If you conclude that pre-hire medical testing is appropriate for a particular position, special rules apply. First, medical testing is permissible only if it is required for all successful applicants for the same job category. For example, for a custodial position you cannot test only the candidate who you suspect is suffering lumbar spinal stenosis, and the same applies to the office clerk applicant who appears to be in his 50s if other individuals have been hired into those positions without medical testing having been required. Second, medical testing cannot be required until a conditional offer of employment has been made (e.g., “we are pleased to offer you this position, subject only to successful completion of a medical exam”). Third, medical test results can be used to disqualify an applicant only where they show that the applicant cannot safely or effectively perform the essential functions of the position, with or without reasonable accommodation.
Once you complete your interviews, it is time to check references. You should contact as many former employers as time will allow. If time is of the essence, you may make an offer of employment contingent on satisfactory references obtained at a later date. Though obviously, breaking up is much more painful, and much more likely to spawn litigation, than never getting engaged at all. There is nothing wrong with contacting a personal reference not listed by the applicant, so long as the purpose or effect of the contact is not to invade unreasonably the applicant's privacy. Finally, a word about background checks: background checks performed by private companies must be disclosed to and authorized by the applicant on a separate form containing nothing else (not in the lengthy block of fine print of the last page of an employment application).

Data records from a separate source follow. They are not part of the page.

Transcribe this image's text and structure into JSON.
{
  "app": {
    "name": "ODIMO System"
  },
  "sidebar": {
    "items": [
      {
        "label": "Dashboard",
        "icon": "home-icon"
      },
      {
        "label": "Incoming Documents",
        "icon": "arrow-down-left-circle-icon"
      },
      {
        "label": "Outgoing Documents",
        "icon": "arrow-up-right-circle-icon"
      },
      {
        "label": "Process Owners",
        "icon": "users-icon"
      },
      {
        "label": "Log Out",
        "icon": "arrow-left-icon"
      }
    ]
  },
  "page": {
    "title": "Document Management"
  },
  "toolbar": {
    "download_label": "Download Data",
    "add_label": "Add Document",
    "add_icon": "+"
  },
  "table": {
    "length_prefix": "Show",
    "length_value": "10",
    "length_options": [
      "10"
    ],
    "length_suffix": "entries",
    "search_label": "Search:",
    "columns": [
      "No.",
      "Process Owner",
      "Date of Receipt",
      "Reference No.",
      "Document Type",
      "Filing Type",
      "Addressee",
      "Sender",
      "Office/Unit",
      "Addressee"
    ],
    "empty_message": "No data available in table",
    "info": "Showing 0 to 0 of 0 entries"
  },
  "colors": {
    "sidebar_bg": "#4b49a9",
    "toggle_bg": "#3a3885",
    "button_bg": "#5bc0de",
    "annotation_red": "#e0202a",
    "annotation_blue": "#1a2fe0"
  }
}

Once you have decided which applicant you would like to hire, prepare to make an offer and close the deal. What are the traps for the unwary here? First, do not make an offer until you are sure that you have the authority to do so (or ensure that any offer you make is clearly contingent on any other steps or necessary approvals). Second, review any offer or appointment letters to make sure that they are not unintended contracts for employment for life, or for employment on specific terms (for example by “guaranteeing” on an ongoing basis the benefits that happen to be in effect today, or by promising a shift that may not exist tomorrow). Finally, if an appointment is to be for a limited duration, that should be made clear in writing.
While following these suggestions will not free you from legal risk entirely, it will greatly reduce the chances of a lawsuit being brought and position you to defend those which do occur. It will also help you focus the hiring process on getting the employees best able to meet the needs of your practice.
The information contained in this article is general in nature. It is not intended to be, and should not be construed as, legal advice relating to any particular situation.